The 2001 film is a remake of a classic, beloved film. That’s already a big, red warning flag it but not necessarily a death-blow. Remakes such as John Carpenter’s “The Thing” (IMDB) or especially Peter Jackson’s “King Kong” (IMDB) show how a respectful remake can integrate new technologies and new ideas without betraying and sometimes even embracing the source.
But the 2001 film made all the classic blunders. It tried to make the story “more interesting to modern audiences” but, as usual, just succeeded in making it more complicated and less engaging. It tried to eliminate the gender stereotyping of the original by putting a super-model in a (fur) bikini. It tacked on a ridiculous, terrible, pants-crapping-insane ending (Ape Lincoln?! Really?!). It honestly wasn’t a horrible film for the greater part, but it was a sad shadow of the original and its ham-fisted attempts to pay homage (like the ugly, ugly ending) hurt it more than helped.
With “Rise of the Planet of the Apes” we see things done correctly. It’s a prequel to the original; it extended the story rather than discarding it. It leveraged cutting-edge technology to do things that the original creative team couldn’t do. This allows it to benefit from nostalgia for the original while eliminating the arrogance of trying to present a “better” version. Most importantly it also maintained a clear, unswerving respect for the source material.
The movie, as you probably know, tells the story of how apes got smart and how people got scarce. Forgiving one insanely stupid plot device (really, they never noticed that their prized lab chimp was pregnant?) the story was tight and very smart and surprisingly intimate. Everything you’ve heard about the quality of Andy Serkis’ acting is correct: it’s wedded seamlessly to the digital animation and the results are stunningly effective. Serkis may be risking type-casting himself with all the simian roles but nobody can argue against the man’s talent.
Considering the world-altering events being staged the plot is interestingly, and realistically, small in scale.

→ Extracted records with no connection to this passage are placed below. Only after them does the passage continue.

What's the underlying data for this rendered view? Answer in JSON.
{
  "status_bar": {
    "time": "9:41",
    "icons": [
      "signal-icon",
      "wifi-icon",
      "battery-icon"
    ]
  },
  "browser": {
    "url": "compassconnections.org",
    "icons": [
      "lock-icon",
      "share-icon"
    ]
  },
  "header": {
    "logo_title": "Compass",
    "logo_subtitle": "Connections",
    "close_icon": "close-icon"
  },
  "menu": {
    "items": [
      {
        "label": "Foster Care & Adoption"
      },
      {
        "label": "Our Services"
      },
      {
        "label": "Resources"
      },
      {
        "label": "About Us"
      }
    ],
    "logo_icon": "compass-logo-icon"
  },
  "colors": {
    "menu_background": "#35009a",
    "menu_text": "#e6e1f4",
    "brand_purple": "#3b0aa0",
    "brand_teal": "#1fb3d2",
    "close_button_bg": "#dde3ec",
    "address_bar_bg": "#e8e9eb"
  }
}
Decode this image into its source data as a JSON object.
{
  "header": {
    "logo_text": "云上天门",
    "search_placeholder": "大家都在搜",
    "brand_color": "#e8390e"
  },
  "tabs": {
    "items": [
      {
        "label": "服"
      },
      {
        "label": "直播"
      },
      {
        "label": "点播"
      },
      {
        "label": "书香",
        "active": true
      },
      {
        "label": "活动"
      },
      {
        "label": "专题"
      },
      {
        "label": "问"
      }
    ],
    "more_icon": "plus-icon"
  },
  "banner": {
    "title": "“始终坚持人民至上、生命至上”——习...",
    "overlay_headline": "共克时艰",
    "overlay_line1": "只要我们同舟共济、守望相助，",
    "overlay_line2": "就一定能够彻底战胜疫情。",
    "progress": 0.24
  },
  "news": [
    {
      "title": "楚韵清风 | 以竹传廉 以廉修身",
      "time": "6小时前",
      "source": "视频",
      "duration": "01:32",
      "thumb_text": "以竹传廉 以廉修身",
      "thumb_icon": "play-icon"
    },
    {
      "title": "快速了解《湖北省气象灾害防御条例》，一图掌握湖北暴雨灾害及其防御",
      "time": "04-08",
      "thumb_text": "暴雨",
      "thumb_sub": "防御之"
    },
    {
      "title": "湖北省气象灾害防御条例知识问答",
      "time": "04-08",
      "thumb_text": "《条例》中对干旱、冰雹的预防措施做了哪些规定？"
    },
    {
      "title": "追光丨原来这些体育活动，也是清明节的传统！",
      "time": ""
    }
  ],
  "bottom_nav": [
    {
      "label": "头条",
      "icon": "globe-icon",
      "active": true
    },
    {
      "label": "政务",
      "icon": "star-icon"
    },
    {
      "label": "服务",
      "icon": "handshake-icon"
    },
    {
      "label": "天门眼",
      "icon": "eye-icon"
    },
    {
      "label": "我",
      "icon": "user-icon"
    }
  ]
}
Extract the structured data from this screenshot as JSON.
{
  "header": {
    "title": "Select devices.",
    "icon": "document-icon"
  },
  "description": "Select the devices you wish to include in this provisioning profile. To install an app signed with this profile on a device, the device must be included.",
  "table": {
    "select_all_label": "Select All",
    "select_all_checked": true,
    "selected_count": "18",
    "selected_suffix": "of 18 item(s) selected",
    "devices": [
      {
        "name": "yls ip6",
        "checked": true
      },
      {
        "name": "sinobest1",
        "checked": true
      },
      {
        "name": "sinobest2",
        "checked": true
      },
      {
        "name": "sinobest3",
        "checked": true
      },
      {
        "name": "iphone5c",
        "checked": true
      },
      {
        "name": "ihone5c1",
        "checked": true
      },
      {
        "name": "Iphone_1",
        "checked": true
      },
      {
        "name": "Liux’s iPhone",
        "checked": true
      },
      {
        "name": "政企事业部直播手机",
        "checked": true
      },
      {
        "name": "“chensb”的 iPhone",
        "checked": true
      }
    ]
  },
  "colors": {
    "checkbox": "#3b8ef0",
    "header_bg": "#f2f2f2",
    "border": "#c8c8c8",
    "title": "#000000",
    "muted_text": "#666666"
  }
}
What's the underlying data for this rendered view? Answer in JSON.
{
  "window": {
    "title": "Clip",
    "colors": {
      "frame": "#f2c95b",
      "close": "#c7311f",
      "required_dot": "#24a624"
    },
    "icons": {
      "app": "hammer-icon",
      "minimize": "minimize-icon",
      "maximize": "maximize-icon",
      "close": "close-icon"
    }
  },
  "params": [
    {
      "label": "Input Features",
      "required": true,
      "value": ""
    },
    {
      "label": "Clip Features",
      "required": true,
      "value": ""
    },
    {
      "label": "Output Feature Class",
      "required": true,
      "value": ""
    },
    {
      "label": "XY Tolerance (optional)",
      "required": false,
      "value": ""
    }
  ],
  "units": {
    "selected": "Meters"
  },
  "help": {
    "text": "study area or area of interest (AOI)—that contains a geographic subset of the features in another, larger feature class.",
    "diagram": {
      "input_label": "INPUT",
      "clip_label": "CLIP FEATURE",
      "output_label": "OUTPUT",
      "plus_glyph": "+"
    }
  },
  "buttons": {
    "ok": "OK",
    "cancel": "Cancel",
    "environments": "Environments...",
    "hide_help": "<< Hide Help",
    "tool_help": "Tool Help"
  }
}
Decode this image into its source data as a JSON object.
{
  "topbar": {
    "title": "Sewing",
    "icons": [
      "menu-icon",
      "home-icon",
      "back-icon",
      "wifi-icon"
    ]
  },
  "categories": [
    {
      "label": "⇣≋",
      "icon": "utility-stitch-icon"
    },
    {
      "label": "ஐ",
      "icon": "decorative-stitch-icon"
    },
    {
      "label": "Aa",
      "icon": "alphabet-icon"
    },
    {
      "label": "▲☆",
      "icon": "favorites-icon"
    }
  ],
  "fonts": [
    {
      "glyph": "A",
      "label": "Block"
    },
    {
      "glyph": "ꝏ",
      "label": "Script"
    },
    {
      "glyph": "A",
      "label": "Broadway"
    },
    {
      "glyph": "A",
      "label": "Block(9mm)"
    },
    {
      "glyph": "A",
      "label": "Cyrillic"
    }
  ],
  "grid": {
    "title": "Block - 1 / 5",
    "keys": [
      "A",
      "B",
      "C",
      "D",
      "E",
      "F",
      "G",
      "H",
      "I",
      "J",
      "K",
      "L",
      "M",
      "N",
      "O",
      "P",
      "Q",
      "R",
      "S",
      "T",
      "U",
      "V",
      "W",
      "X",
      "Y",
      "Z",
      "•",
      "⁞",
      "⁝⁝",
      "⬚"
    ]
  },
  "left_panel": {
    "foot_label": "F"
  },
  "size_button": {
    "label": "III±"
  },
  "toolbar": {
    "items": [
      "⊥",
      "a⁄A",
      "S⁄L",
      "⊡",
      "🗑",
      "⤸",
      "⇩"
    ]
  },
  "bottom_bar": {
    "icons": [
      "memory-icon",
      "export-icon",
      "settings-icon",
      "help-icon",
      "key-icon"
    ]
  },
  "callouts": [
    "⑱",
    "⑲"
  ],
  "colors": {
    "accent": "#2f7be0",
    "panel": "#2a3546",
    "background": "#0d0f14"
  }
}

Even the action-packed last act is really only concerned with the crossing of the Golden Gate Bridge. While the sequence does lean on a few clichés it’s masterfully choreographed and emotionally gripping. The three-dimensionality of the apes assault on the bridge was dramatic and fantastical while retaining a refreshing air of realism.
What could have been (some might say should have been) a disaster turned out better than I ever could have expected. What’s amazing is how often it skirts the rocks and manages to slide through. There’s a tacked-on love story which is sweetly understated and never allowed to take center stage. There were references to the original galore which were all clever, smart and respectful. There was an astronomical budget used to create lavish effects that remained both subtle and restrained. I guess there’s still hope for big-budget studio movies yet.